Highlights & Insights¶

Unified causal + temporal + drift framework: CaDrift is the first to introduce temporal dependence and controllable drift into an SCM—a natural and elegant combination, since the causal graph inherently defines variable relationships, modifying mapping functions naturally induces drift, and EWMA/AR naturally introduce temporal structure.
Intervention mechanism for perturbation simulation: Employing the do-calculus concept from causal inference to simulate environmental perturbations is conceptually clean—severing incoming edges and forcibly assigning values perfectly mirrors real-world scenarios such as sensor failures.
Clever ablation design: The Ljung-Box statistical test is used to quantitatively verify temporal dependence, rather than relying solely on indirect metrics such as classification accuracy.
Potential for foundation model pretraining: Data generated by CaDrift can serve as a pretraining data prior for temporal tabular foundation models, representing a valuable downstream application direction.

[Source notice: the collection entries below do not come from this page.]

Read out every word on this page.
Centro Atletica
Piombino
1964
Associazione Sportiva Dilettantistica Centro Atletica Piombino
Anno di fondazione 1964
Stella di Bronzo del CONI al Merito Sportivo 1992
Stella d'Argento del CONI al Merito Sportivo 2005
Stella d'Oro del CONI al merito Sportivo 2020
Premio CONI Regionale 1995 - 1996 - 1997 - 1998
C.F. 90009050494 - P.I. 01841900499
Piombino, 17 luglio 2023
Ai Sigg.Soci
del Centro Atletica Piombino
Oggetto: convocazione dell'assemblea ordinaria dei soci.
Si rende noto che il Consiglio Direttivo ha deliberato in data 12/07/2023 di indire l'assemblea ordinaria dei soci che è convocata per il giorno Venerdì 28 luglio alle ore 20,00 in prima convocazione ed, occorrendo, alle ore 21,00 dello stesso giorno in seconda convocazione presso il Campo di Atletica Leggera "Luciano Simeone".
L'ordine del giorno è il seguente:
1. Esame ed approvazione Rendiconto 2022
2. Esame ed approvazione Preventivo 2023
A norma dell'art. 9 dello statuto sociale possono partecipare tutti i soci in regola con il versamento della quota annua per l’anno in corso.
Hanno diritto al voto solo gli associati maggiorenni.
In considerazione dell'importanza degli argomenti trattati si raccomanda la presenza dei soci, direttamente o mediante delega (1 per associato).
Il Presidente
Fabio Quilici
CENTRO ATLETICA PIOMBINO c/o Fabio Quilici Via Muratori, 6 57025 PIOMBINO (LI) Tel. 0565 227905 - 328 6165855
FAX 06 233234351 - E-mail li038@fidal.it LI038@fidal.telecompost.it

Limitations & Future Work¶

Restricted to tabular data: The current framework is limited to tabular data streams and is not applicable to drift simulation in unstructured data streams such as images or text.
Limited variety of mapping functions: Small neural networks are the primary causal mapping mechanism; extending to a broader family of functions (e.g., piecewise linear, kernel-based) would increase diversity.
Lack of quantitative comparison with real data streams: Although MMD analysis is conducted, there is no systematic assessment of how closely CaDrift-generated streams match real data streams in terms of statistical properties.
No drift detection evaluation: Evaluating drift detection algorithms is a key intended use of such generators, yet no drift detection methods are tested in the experiments.
Computational cost not discussed: Time and memory overhead for generating large-scale data streams (DAGs with 100–200 nodes) is not reported.

vs. TabPFN's SCM generator: TabPFN also uses SCMs to generate synthetic data, but the samples are i.i.d. and drift is uncontrolled. CaDrift's advantages—temporal dependence and controllable drift—position it as a temporal extension of TabPFN's generation paradigm.
vs. RealDriftGenerator: RealDriftGenerator requires a source dataset and introduces drift via Clip Swap. CaDrift is fully synthetic, requires no source data, and supports a richer variety of drift types.
vs. OWDSG: OWDSG introduces drift by modifying clusters, but the underlying generator remains Madelon with no causal structure. CaDrift's causal chain renders drift more natural and interpretable.

Rating¶

Novelty: ⭐⭐⭐⭐ First to combine causal models, temporal dependence, and controllable drift; the conceptual innovation is clear and well-motivated.
Experimental Thoroughness: ⭐⭐⭐⭐ Eight self-generated datasets and three traditional benchmarks; statistical tests used in ablation; drift detection evaluation is absent.
Writing Quality: ⭐⭐⭐⭐ Structure is clear, comparison tables are comprehensive, and mathematical definitions are rigorous.
Value: ⭐⭐⭐⭐ Offers practical tool value for the data stream mining community; code is publicly available.